7:00 A.M. EST June 8, 2011 | FREETOWN, Sierra Leone (UMNS)
Women of The United Methodist Church in Sierra Leone, meeting at a School of Christian Mission in Brookfields, western Freetown, have condemned tribalism as unjust, divisive and detrimental to national cohesion.
In a two-page communiqué called “The Brookfields Declaration,” the women said “... the matter of tribalism is a serious negative factor against the peaceful existence of our country as a united nation. We believe that Sierra Leoneans need to engage the negative aspects of tribalism as a matter of urgency... .”
All 71 participants signed the Brookfields Declaration, which was widely publicized in the local media.
Ten years after the West African nation’s civil strife – classified as one of the most brutal wars in recent times – regionalism and tribalism are being discussed in Sierra Leone.
The country of 5 million has had two major elections since the war ended. National statistics show that people voted along regional or tribal lines in the last presidential and general elections in 2007. It is now feared that such divisions could mean violence for the presidential, parliamentary and local government elections scheduled for 2012.
“We will openly and strongly condemn any form of politicking by any politician who promotes first his regional and tribal credentials rather than his personal capabilities for any political position,” the women’s declaration says.
Successive Sierra Leonean governments hold the church in high esteem because the church played a significant role in negotiating peace and providing relief during the war under an umbrella organization called the Council of Churches in Sierra Leone.
The United Methodist Church, in particular, was instrumental in the reconciliation process and through its Child Rescue Center in Bo continues to lead a campaign to care for children left destitute after the war.
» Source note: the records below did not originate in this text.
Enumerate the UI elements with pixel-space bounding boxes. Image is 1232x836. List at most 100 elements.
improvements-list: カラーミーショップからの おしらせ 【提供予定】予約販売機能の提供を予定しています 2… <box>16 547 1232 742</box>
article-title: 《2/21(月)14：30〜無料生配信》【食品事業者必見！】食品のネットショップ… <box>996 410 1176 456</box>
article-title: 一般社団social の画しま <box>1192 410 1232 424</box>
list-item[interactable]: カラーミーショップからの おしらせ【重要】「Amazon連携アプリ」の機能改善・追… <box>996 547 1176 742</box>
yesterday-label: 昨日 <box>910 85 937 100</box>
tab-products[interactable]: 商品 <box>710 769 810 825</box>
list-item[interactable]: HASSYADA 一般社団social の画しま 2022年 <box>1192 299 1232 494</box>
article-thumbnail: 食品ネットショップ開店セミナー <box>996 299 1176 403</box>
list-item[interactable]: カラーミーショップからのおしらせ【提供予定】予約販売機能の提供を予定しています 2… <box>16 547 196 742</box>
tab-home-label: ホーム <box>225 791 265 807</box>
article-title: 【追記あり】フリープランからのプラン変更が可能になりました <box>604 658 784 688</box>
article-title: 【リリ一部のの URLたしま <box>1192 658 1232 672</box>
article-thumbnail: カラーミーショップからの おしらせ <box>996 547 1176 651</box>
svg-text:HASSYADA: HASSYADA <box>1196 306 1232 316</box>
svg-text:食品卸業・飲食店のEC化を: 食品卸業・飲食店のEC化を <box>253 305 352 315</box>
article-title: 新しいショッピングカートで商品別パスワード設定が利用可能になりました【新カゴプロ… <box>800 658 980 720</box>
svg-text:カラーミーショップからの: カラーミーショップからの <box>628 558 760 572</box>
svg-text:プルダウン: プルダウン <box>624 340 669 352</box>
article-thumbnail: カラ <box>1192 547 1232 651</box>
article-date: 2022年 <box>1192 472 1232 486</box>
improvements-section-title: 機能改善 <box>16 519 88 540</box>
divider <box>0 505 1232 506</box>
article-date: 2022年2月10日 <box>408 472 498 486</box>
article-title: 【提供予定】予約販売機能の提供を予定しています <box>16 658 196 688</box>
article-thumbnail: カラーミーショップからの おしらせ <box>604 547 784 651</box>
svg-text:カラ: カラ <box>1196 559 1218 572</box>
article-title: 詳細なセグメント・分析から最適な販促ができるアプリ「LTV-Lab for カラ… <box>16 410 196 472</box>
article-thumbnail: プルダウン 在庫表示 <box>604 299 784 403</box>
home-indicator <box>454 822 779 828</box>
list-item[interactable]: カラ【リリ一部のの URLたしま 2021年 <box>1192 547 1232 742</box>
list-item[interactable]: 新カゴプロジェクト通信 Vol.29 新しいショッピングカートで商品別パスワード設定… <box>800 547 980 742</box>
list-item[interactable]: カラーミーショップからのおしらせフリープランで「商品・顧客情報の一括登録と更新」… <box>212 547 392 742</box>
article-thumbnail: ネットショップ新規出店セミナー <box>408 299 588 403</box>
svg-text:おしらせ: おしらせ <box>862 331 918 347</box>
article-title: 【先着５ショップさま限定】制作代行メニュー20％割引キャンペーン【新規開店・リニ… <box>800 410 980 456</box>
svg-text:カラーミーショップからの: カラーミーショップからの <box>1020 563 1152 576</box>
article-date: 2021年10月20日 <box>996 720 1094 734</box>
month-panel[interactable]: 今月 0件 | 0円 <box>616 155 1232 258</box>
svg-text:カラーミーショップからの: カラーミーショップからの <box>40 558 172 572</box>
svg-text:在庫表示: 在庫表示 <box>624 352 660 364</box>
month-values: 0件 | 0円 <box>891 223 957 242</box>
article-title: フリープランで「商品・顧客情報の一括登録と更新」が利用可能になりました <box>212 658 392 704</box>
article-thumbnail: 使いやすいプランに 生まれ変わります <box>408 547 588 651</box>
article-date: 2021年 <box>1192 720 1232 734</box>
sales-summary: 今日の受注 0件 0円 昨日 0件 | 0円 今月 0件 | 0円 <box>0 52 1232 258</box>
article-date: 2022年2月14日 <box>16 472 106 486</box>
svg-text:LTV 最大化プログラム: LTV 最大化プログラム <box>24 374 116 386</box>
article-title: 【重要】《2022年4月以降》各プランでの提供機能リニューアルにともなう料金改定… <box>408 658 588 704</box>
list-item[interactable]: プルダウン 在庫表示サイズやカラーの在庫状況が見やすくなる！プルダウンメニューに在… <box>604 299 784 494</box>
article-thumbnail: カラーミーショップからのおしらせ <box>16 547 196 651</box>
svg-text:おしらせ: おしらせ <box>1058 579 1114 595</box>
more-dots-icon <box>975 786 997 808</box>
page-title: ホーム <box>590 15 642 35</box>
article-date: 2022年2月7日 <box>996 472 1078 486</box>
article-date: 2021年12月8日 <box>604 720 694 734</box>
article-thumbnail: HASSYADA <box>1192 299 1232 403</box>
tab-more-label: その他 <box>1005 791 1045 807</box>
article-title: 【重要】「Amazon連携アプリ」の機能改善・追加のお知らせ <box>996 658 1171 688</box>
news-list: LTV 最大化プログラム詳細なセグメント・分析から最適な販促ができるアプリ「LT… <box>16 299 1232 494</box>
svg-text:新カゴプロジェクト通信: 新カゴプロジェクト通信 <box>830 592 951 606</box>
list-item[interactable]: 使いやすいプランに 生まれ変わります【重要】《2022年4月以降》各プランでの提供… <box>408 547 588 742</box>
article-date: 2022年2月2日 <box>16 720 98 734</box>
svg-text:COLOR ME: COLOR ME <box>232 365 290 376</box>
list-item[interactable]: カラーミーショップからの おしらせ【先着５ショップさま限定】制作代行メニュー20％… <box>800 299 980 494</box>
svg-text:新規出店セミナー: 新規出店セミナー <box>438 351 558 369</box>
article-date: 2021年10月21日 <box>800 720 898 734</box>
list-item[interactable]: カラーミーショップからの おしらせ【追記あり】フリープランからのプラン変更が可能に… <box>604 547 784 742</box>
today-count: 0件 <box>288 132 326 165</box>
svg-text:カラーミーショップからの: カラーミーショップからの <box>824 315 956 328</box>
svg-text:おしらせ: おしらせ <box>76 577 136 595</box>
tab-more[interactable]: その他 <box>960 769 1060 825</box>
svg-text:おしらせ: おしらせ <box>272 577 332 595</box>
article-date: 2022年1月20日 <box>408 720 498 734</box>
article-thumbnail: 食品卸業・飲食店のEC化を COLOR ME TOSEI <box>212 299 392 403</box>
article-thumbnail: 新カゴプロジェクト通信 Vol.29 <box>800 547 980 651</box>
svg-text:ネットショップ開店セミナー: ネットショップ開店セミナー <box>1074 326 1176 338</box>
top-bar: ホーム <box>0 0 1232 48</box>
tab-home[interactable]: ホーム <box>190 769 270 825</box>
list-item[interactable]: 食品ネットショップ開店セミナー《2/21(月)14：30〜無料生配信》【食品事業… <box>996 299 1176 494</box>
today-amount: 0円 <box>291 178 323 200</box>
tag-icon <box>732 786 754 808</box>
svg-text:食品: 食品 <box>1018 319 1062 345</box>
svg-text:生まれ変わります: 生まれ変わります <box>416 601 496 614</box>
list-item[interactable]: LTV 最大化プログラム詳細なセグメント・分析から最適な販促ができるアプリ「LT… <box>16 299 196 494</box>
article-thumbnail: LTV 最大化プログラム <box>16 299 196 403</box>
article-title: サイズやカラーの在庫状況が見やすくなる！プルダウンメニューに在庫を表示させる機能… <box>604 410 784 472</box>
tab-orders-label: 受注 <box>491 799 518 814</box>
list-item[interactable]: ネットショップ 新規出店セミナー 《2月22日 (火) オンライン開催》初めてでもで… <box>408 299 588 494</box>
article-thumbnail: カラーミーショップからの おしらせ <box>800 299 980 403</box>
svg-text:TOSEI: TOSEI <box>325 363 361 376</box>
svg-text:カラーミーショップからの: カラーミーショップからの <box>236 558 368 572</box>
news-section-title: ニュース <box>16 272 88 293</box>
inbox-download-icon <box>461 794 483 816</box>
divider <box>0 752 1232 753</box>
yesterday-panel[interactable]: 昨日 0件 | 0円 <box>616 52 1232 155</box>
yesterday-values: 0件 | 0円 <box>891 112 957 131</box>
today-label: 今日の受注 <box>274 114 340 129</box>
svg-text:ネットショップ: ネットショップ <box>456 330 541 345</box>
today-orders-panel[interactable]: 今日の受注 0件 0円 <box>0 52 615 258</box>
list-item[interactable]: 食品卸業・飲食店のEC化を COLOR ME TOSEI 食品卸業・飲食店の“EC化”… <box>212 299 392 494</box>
United Methodist Bishop Joseph Humper, now retired, served as chair of the post-conflict Truth and Reconciliation Commission.
The women signing the declaration believe Sierra Leone’s decision makers will take seriously their concerns. Beatrice Fofanah, women’s coordinator for the denomination’s Sierra Leone Annual (regional) Conference, said the signers made a commitment to discuss the declaration in their homes and communities.
In addition, she said, the women will use the Women’s Forum -- a powerful organization in Sierra Leone -- to reach out to government, institutional heads and politicians. The women will present the document at the next sitting of the Conference Council on Finance and Administration so that it becomes a legal instrument of the church.
“We know it is not going to be easy to make this change ... but we believe empowered by God, guided by the Holy Spirit, we are going to make a very positive impact in our country as far as ethnicity is concerned,” Fofanah said.
A strong element of the School of Christian Mission, a key program of the international organization of United Methodist Women, is the spiritual-growth study. This is the first year that the Sierra Leone UMW has organized a School of Christian Mission.
The spiritual growth topic, “Jesus and Courageous Women,” included lessons about ethnicity and tribalism through the story of the Samaritan woman at the well.
Such issues were not a barrier to Jesus, Fofanah pointed out. “He was a Jew and by tradition had nothing to do with a Samaritan. But, our Lord moved across the social barrier to engage and communicate with the woman at the well. The woman, too, politely entered into dialogue with Christ.
“So, from the example of Jesus Christ and the Samaritan woman, we were challenged to believe that we too can impact our society,” she said.
*Jusu is a communicator for The United Methodist Church in Sierra Leone.